I don’t have an answer.

“You’ve read them,” I say instead.

“I thought we’d established that I’ve read everything you’ve written.”

It’s one of the hottest things anyone has ever said to me.

I turn slowly toward him. He doesn’t move back and my gaze is level with his lips. They wear a wry smile.

I look up, my eyes locking with his.

“You’re a great writer,” he says.

I revise my previous thought. That is probably the hottest thing anyone has ever said to me. Mostly because it’s Gabe. Mostly because I can feel tension stretching between us, pulled taut like Saran wrap. Mostly because if I just move forward a step or so and move upward four or five inches, my mouth will be on his mouth, and ten years later, I still haven’t forgotten how good that feels.

“Here we are!” Elizabeth says, and Gabe takes a step back to let his mother through.

She has a bouquet of pens fisted in her hand and she pushes them all at me.

“I didn’t know if you had a preference, so I just brought you the ones we had.”

“Thank you.” I find a simple ballpoint. “This will do fine.”

She smiles at me, and it’s such a great smile, so warm and open and loving, that I realize I might do just about anything to keep it on her face.

No wonder Gabe bought his mother this store. She seems like a wonderful person to make happy.

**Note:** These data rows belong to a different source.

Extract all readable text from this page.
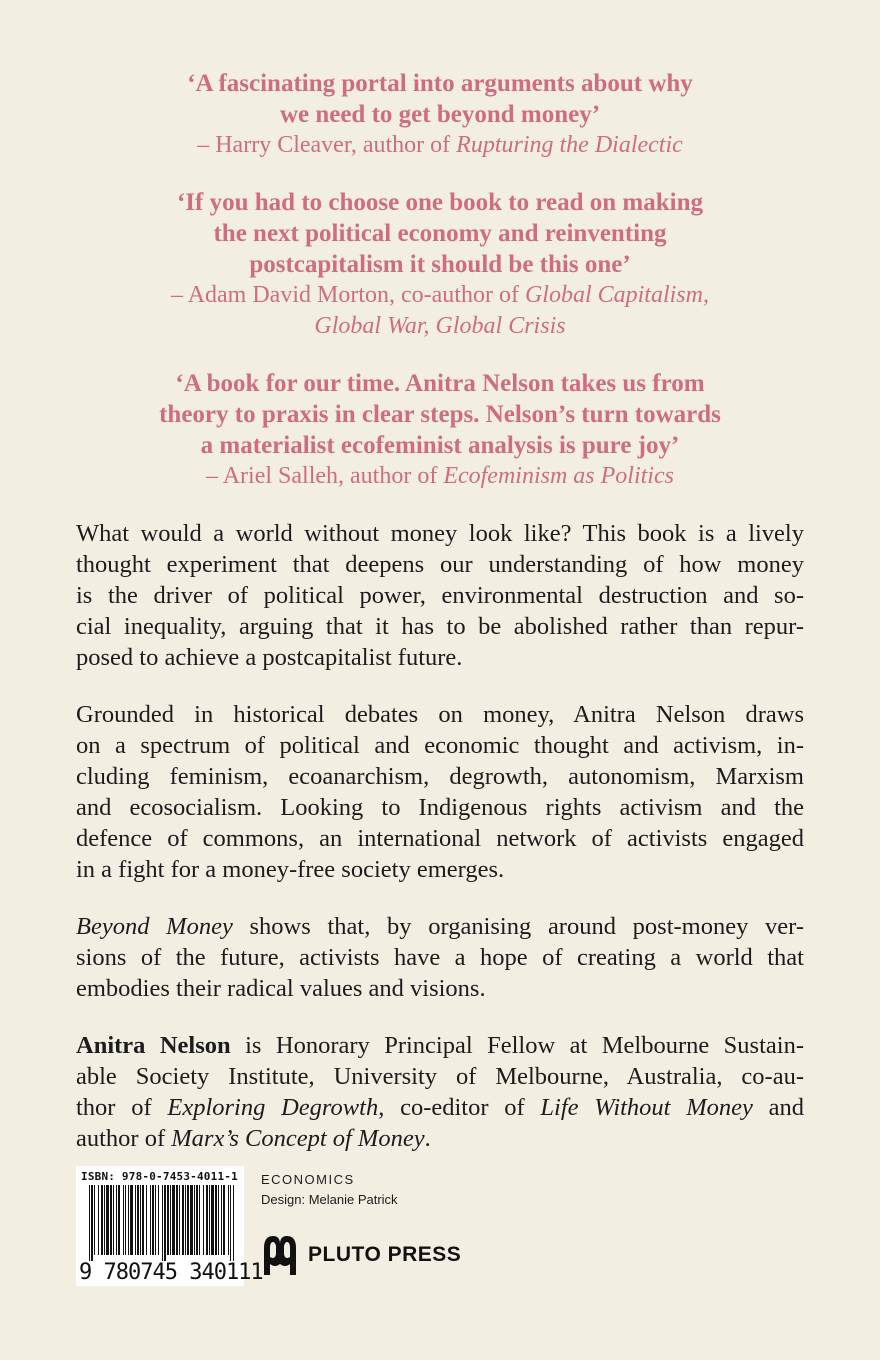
‘A fascinating portal into arguments about why
we need to get beyond money’
– Harry Cleaver, author of Rupturing the Dialectic
‘If you had to choose one book to read on making
the next political economy and reinventing
postcapitalism it should be this one’
– Adam David Morton, co-author of Global Capitalism,
Global War, Global Crisis
‘A book for our time. Anitra Nelson takes us from
theory to praxis in clear steps. Nelson’s turn towards
a materialist ecofeminist analysis is pure joy’
– Ariel Salleh, author of Ecofeminism as Politics

What would a world without money look like? This book is a lively
thought experiment that deepens our understanding of how money
is the driver of political power, environmental destruction and so-
cial inequality, arguing that it has to be abolished rather than repur-
posed to achieve a postcapitalist future.

Grounded in historical debates on money, Anitra Nelson draws
on a spectrum of political and economic thought and activism, in-
cluding feminism, ecoanarchism, degrowth, autonomism, Marxism
and ecosocialism. Looking to Indigenous rights activism and the
defence of commons, an international network of activists engaged
in a fight for a money-free society emerges.

Beyond Money shows that, by organising around post-money ver-
sions of the future, activists have a hope of creating a world that
embodies their radical values and visions.

Anitra Nelson is Honorary Principal Fellow at Melbourne Sustain-
able Society Institute, University of Melbourne, Australia, co-au-
thor of Exploring Degrowth, co-editor of Life Without Money and
author of Marx’s Concept of Money.

ISBN: 978-0-7453-4011-1
9 780745 340111
ECONOMICS
Design: Melanie Patrick
PLUTO PRESS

I settle behind the desk and begin signing the books she puts in front of me. Their stock is much larger than I expected—usually when I go to sign at independent bookstores, I’m lucky—and grateful—if they have half a dozen of both books combined.

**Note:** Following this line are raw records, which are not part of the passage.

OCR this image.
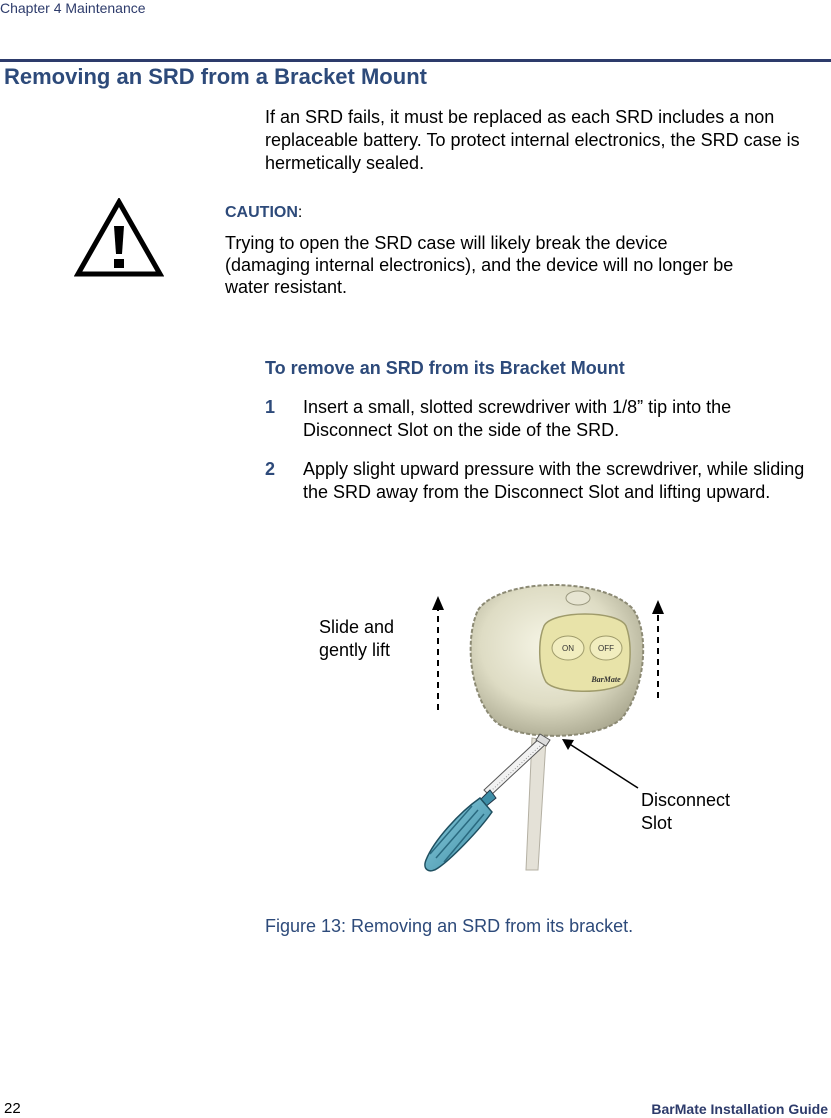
Chapter 4 Maintenance
Removing an SRD from a Bracket Mount
If an SRD fails, it must be replaced as each SRD includes a non replaceable battery. To protect internal electronics, the SRD case is hermetically sealed.
CAUTION:
Trying to open the SRD case will likely break the device (damaging internal electronics), and the device will no longer be water resistant.
To remove an SRD from its Bracket Mount
1 Insert a small, slotted screwdriver with 1/8” tip into the Disconnect Slot on the side of the SRD.
2 Apply slight upward pressure with the screwdriver, while sliding the SRD away from the Disconnect Slot and lifting upward.
ON	OFF
BarMate
Slide and
gently lift
Disconnect
Slot
Figure 13: Removing an SRD from its bracket.
22	BarMate Installation Guide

The Cozy has at least thirty copies of each.

The day my first book came out, Jeremy insisted that we go to as many bookstores as we could so I could sign copies. It started out poorly. Our local bookstore didn’t have it, neither did the one in the next borough. The thought had been a kind, encouraging one, but Jeremy had assumed that everyone got a rollout like he did. He thought my book would be stocked everywhere.

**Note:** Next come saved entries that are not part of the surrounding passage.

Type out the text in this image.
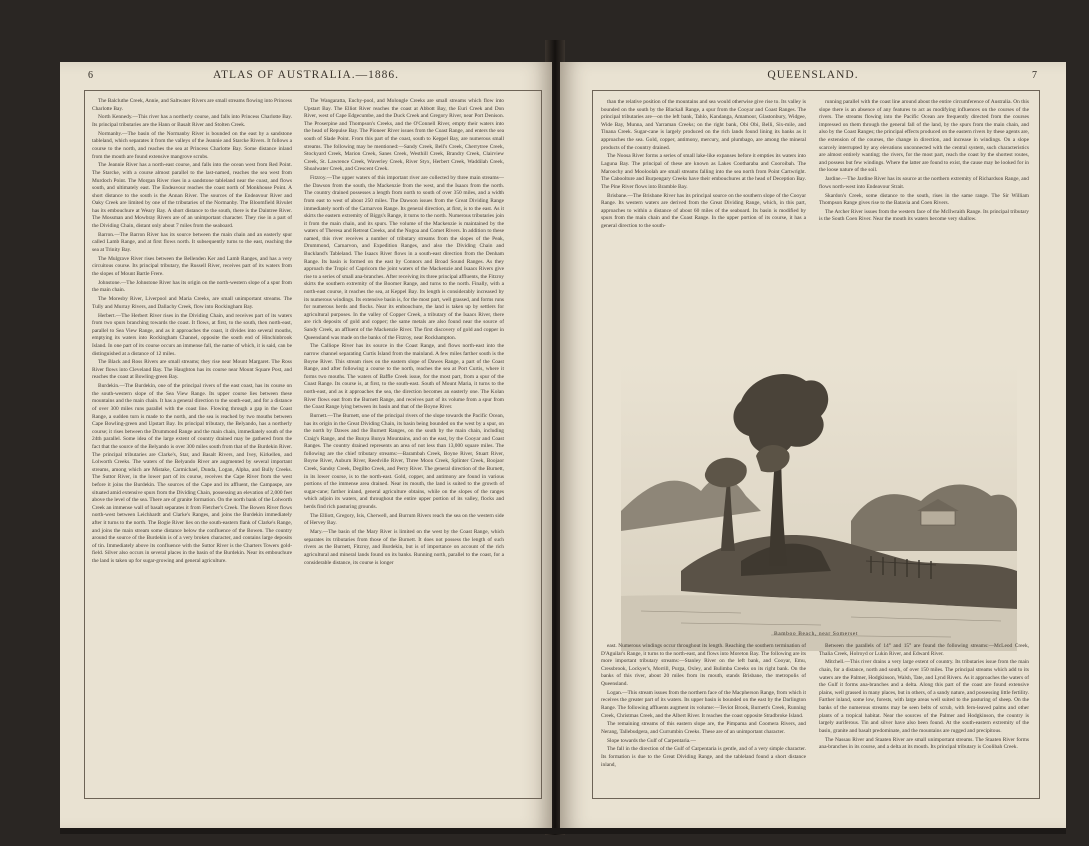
6	ATLAS OF AUSTRALIA.—1886.

The Balcluthe Creek, Annie, and Saltwater Rivers are small streams flowing into Princess Charlotte Bay.

North Kennedy.—This river has a northerly course, and falls into Princess Charlotte Bay. Its principal tributaries are the Hann or Basalt River and Stolten Creek.

Normanby.—The basin of the Normanby River is bounded on the east by a sandstone tableland, which separates it from the valleys of the Jeannie and Starcke Rivers. It follows a course to the north, and reaches the sea at Princess Charlotte Bay. Some distance inland from the mouth are found extensive mangrove scrubs.

The Jeannie River has a north-east course, and falls into the ocean west from Red Point. The Starcke, with a course almost parallel to the last-named, reaches the sea west from Murdoch Point. The Morgan River rises in a sandstone tableland near the coast, and flows south, and ultimately east. The Endeavour reaches the coast north of Monkhouse Point. A short distance to the south is the Annan River. The sources of the Endeavour River and Oaky Creek are limited by one of the tributaries of the Normanby. The Bloomfield Rivulet has its embouchure at Weary Bay. A short distance to the south, there is the Daintree River. The Mossman and Mowbray Rivers are of an unimportant character. They rise in a part of the Dividing Chain, distant only about 7 miles from the seaboard.

Barron.—The Barron River has its source between the main chain and an easterly spur called Lamb Range, and at first flows north. It subsequently turns to the east, reaching the sea at Trinity Bay.

The Mulgrave River rises between the Bellenden Ker and Lamb Ranges, and has a very circuitous course. Its principal tributary, the Russell River, receives part of its waters from the slopes of Mount Bartle Frere.

Johnstone.—The Johnstone River has its origin on the north-western slope of a spur from the main chain.

The Moresby River, Liverpool and Maria Creeks, are small unimportant streams. The Tully and Murray Rivers, and Dallachy Creek, flow into Rockingham Bay.

Herbert.—The Herbert River rises in the Dividing Chain, and receives part of its waters from two spurs branching towards the coast. It flows, at first, to the south, then north-east, parallel to Sea View Range, and as it approaches the coast, it divides into several mouths, emptying its waters into Rockingham Channel, opposite the south end of Hinchinbrook Island. In one part of its course occurs an immense fall, the name of which, it is said, can be distinguished at a distance of 12 miles.

The Black and Ross Rivers are small streams; they rise near Mount Margaret. The Ross River flows into Cleveland Bay. The Haughton has its course near Mount Square Post, and reaches the coast at Bowling-green Bay.

Burdekin.—The Burdekin, one of the principal rivers of the east coast, has its course on the south-western slope of the Sea View Range. Its upper course lies between these mountains and the main chain. It has a general direction to the south-east, and for a distance of over 300 miles runs parallel with the coast line. Flowing through a gap in the Coast Range, a sudden turn is made to the north, and the sea is reached by two mouths between Cape Bowling-green and Upstart Bay. Its principal tributary, the Belyando, has a northerly course; it rises between the Drummond Range and the main chain, immediately south of the 24th parallel. Some idea of the large extent of country drained may be gathered from the fact that the source of the Belyando is over 300 miles south from that of the Burdekin River. The principal tributaries are Clarke's, Star, and Basalt Rivers, and Ivey, Kirkellen, and Lolworth Creeks. The waters of the Belyando River are augmented by several important streams, among which are Mistake, Carmichael, Dunda, Logan, Alpha, and Bully Creeks. The Suttor River, in the lower part of its course, receives the Cape River from the west before it joins the Burdekin. The sources of the Cape and its affluent, the Campaspe, are situated amid extensive spurs from the Dividing Chain, possessing an elevation of 2,000 feet above the level of the sea. There are of granite formation. On the north bank of the Lolworth Creek an immense wall of basalt separates it from Fletcher's Creek. The Bowen River flows north-west between Leichhardt and Clarke's Ranges, and joins the Burdekin immediately after it turns to the north. The Bogie River lies on the south-eastern flank of Clarke's Range, and joins the main stream some distance below the confluence of the Bowen. The country around the source of the Burdekin is of a very broken character, and contains large deposits of tin. Immediately above its confluence with the Suttor River is the Charters Towers gold-field. Silver also occurs in several places in the basin of the Burdekin. Near its embouchure the land is taken up for sugar-growing and general agriculture.

The Wangaratta, Euchy-pool, and Molongle Creeks are small streams which flow into Upstart Bay. The Elliot River reaches the coast at Abbott Bay, the Euri Creek and Don River, west of Cape Edgecumbe, and the Duck Creek and Gregory River, near Port Denison. The Proserpine and Thompson's Creeks, and the O'Connell River, empty their waters into the head of Repulse Bay. The Pioneer River issues from the Coast Range, and enters the sea south of Slade Point. From this part of the coast, south to Keppel Bay, are numerous small streams. The following may be mentioned:—Sandy Creek, Bell's Creek, Cherrytree Creek, Stockyard Creek, Marion Creek, Sanes Creek, Westhill Creek, Brandry Creek, Clairview Creek, St. Lawrence Creek, Waverley Creek, River Styx, Herbert Creek, Waddilah Creek, Shoalwater Creek, and Crescent Creek.

Fitzroy.—The upper waters of this important river are collected by three main streams—the Dawson from the south, the Mackenzie from the west, and the Isaacs from the north. The country drained possesses a length from north to south of over 350 miles, and a width from east to west of about 250 miles. The Dawson issues from the Great Dividing Range immediately north of the Carnarvon Range. Its general direction, at first, is to the east. As it skirts the eastern extremity of Biggs's Range, it turns to the north. Numerous tributaries join it from the main chain, and its spurs. The volume of the Mackenzie is maintained by the waters of Theresa and Retreat Creeks, and the Nogoa and Comet Rivers. In addition to these named, this river receives a number of tributary streams from the slopes of the Peak, Drummond, Carnarvon, and Expedition Ranges, and also the Dividing Chain and Buckland's Tableland. The Isaacs River flows in a south-east direction from the Denham Range. Its basin is formed on the east by Connors and Broad Sound Ranges. As they approach the Tropic of Capricorn the joint waters of the Mackenzie and Isaacs Rivers give rise to a series of small ana-branches. After receiving its three principal affluents, the Fitzroy skirts the southern extremity of the Boomer Range, and turns to the north. Finally, with a north-east course, it reaches the sea, at Keppel Bay. Its length is considerably increased by its numerous windings. Its extensive basin is, for the most part, well grassed, and forms runs for numerous herds and flocks. Near its embouchure, the land is taken up by settlers for agricultural purposes. In the valley of Copper Creek, a tributary of the Isaacs River, there are rich deposits of gold and copper; the same metals are also found near the source of Sandy Creek, an affluent of the Mackenzie River. The first discovery of gold and copper in Queensland was made on the banks of the Fitzroy, near Rockhampton.

The Calliope River has its source in the Coast Range, and flows north-east into the narrow channel separating Curtis Island from the mainland. A few miles farther south is the Boyne River. This stream rises on the eastern slope of Dawes Range, a part of the Coast Range, and after following a course to the north, reaches the sea at Port Curtis, where it forms two mouths. The waters of Baffle Creek issue, for the most part, from a spur of the Coast Range. Its course is, at first, to the south-east. South of Mount Maria, it turns to the north-east, and as it approaches the sea, the direction becomes an easterly one. The Kolan River flows east from the Burnett Range, and receives part of its volume from a spur from the Coast Range lying between its basin and that of the Boyne River.

Burnett.—The Burnett, one of the principal rivers of the slope towards the Pacific Ocean, has its origin in the Great Dividing Chain, its basin being bounded on the west by a spur, on the north by Dawes and the Burnett Ranges, on the south by the main chain, including Craig's Range, and the Bunya Bunya Mountains, and on the east, by the Cooyar and Coast Ranges. The country drained represents an area of not less than 13,000 square miles. The following are the chief tributary streams:—Barambah Creek, Boyne River, Stuart River, Boyne River, Auburn River, Reedville River, Three Moon Creek, Splinter Creek, Boojaor Creek, Sandsy Creek, Degilbo Creek, and Perry River. The general direction of the Burnett, in its lower course, is to the north-east. Gold, copper, and antimony are found in various portions of the immense area drained. Near its mouth, the land is suited to the growth of sugar-cane; farther inland, general agriculture obtains, while on the slopes of the ranges which adjoin its waters, and throughout the entire upper portion of its valley, flocks and herds find rich pasturing grounds.

The Elliott, Gregory, Isis, Cherwell, and Burrum Rivers reach the sea on the western side of Hervey Bay.

Mary.—The basin of the Mary River is limited on the west by the Coast Range, which separates its tributaries from those of the Burnett. It does not possess the length of such rivers as the Burnett, Fitzroy, and Burdekin, but is of importance on account of the rich agricultural and mineral lands found on its banks. Running north, parallel to the coast, for a considerable distance, its course is longer

QUEENSLAND.	7

than the relative position of the mountains and sea would otherwise give rise to. Its valley is bounded on the south by the Blackall Range, a spur from the Cooyar and Coast Ranges. The principal tributaries are—on the left bank, Tahlo, Kandanga, Amamoor, Glastonbury, Widgee, Wide Bay, Munna, and Yarraman Creeks; on the right bank, Obi Obi, Belli, Six-mile, and Tinana Creek. Sugar-cane is largely produced on the rich lands found lining its banks as it approaches the sea. Gold, copper, antimony, mercury, and plumbago, are among the mineral products of the country drained.

The Noosa River forms a series of small lake-like expanses before it empties its waters into Laguna Bay. The principal of these are known as Lakes Cootharaba and Cooroibah. The Maroochy and Mooloolah are small streams falling into the sea north from Point Cartwright. The Caboolture and Burpengary Creeks have their embouchures at the head of Deception Bay. The Pine River flows into Bramble Bay.

Brisbane.—The Brisbane River has its principal source on the southern slope of the Cooyar Range. Its western waters are derived from the Great Dividing Range, which, in this part, approaches to within a distance of about 60 miles of the seaboard. Its basin is modified by spurs from the main chain and the Coast Range. In the upper portion of its course, it has a general direction to the south-

running parallel with the coast line around about the entire circumference of Australia. On this slope there is an absence of any features to act as modifying influences on the courses of the rivers. The streams flowing into the Pacific Ocean are frequently directed from the courses impressed on them through the general fall of the land, by the spurs from the main chain, and also by the Coast Ranges; the principal effects produced on the eastern rivers by these agents are, the extension of the courses, the change in direction, and increase in windings. On a slope scarcely interrupted by any elevations unconnected with the central system, such characteristics are almost entirely wanting; the rivers, for the most part, reach the coast by the shortest routes, and possess but few windings. Where the latter are found to exist, the cause may be looked for in the loose nature of the soil.

Jardine.—The Jardine River has its source at the northern extremity of Richardson Range, and flows north-west into Endeavour Strait.

Skardon's Creek, some distance to the south, rises in the same range. The Sir William Thompson Range gives rise to the Batavia and Coen Rivers.

The Archer River issues from the western face of the McIlwraith Range. Its principal tributary is the South Coen River. Near the mouth its waters become very shallow.

Bamboo Beach, near Somerset

east. Numerous windings occur throughout its length. Reaching the southern termination of D'Aguilar's Range, it turns to the north-east, and flows into Moreton Bay. The following are its more important tributary streams:—Stanley River on the left bank, and Cooyar, Emu, Cressbrook, Lockyer's, Morrill, Purga, Oxley, and Bulimba Creeks on its right bank. On the banks of this river, about 20 miles from its mouth, stands Brisbane, the metropolis of Queensland.

Logan.—This stream issues from the northern face of the Macpherson Range, from which it receives the greater part of its waters. Its upper basin is bounded on the east by the Darlington Range. The following affluents augment its volume:—Teviot Brook, Burnett's Creek, Running Creek, Christmas Creek, and the Albert River. It reaches the coast opposite Stradbroke Island.

The remaining streams of this eastern slope are, the Pimpama and Coomera Rivers, and Nerang, Tallebudgera, and Currumbin Creeks. These are of an unimportant character.

Slope towards the Gulf of Carpentaria.—

The fall in the direction of the Gulf of Carpentaria is gentle, and of a very simple character. Its formation is due to the Great Dividing Range, and the tableland found a short distance inland,

Between the parallels of 14° and 15° are found the following streams:—McLeod Creek, Thalia Creek, Holroyd or Lukin River, and Edward River.

Mitchell.—This river drains a very large extent of country. Its tributaries issue from the main chain, for a distance, north and south, of over 150 miles. The principal streams which add to its waters are the Palmer, Hodgkinson, Walsh, Tate, and Lynd Rivers. As it approaches the waters of the Gulf it forms ana-branches and a delta. Along this part of the coast are found extensive plains, well grassed in many places, but in others, of a sandy nature, and possessing little fertility. Farther inland, some low, forests, with large areas well suited to the pasturing of sheep. On the banks of the numerous streams may be seen belts of scrub, with fern-leaved palms and other plants of a tropical habitat. Near the sources of the Palmer and Hodgkinson, the country is largely auriferous. Tin and silver have also been found. At the south-eastern extremity of the basin, granite and basalt predominate, and the mountains are rugged and precipitous.

The Nassau River and Staaten River are small unimportant streams. The Staaten River forms ana-branches in its course, and a delta at its mouth. Its principal tributary is Coolibah Creek.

In total, he ended up finding three places across Brooklyn and Manhattan. We went to each of them and he introduced me as “the brilliant debut author Chani Horowitz,” which wasn’t meaningless since quite a few booksellers recognized him. Afterward we went to my favorite Italian restaurant, a little cash-only place with homemade limoncello and vegetable lasagna.

It’s one of my favorite memories from our marriage.

But even then, Jeremy had never looked at me the way that Gabe is looking at me now. With an expression of immense pride. And awe.

It should make me feel good.

It doesn’t.

Because all I can think about is what Jeremy said that night.

“It’s the only reason you have a career at all.”

“It” being Gabe. The assumption that I’d slept with him. The tawdry nature of my article. The public’s obsession with the private lives of celebrities.

I’d taken full advantage of that when I was twenty-six. I’d made excuses for it. I needed the work. It was a good story. I was entitled to tell it.

I feel differently now.

It isn’t just that I now know how Gabe felt about it—that he’d been surprised and hurt by what I’d chosen to include. It’s that Jeremy’s words have since congealed each and every uncertainty that has been swirling inside me since the article was published.

It was one thing to ignore it when strangers online or shitty up-and-coming actors were telling me that I was an unprofessional, lying slut. It was another when the person I’d slept next to every night for almost seven years believed it too.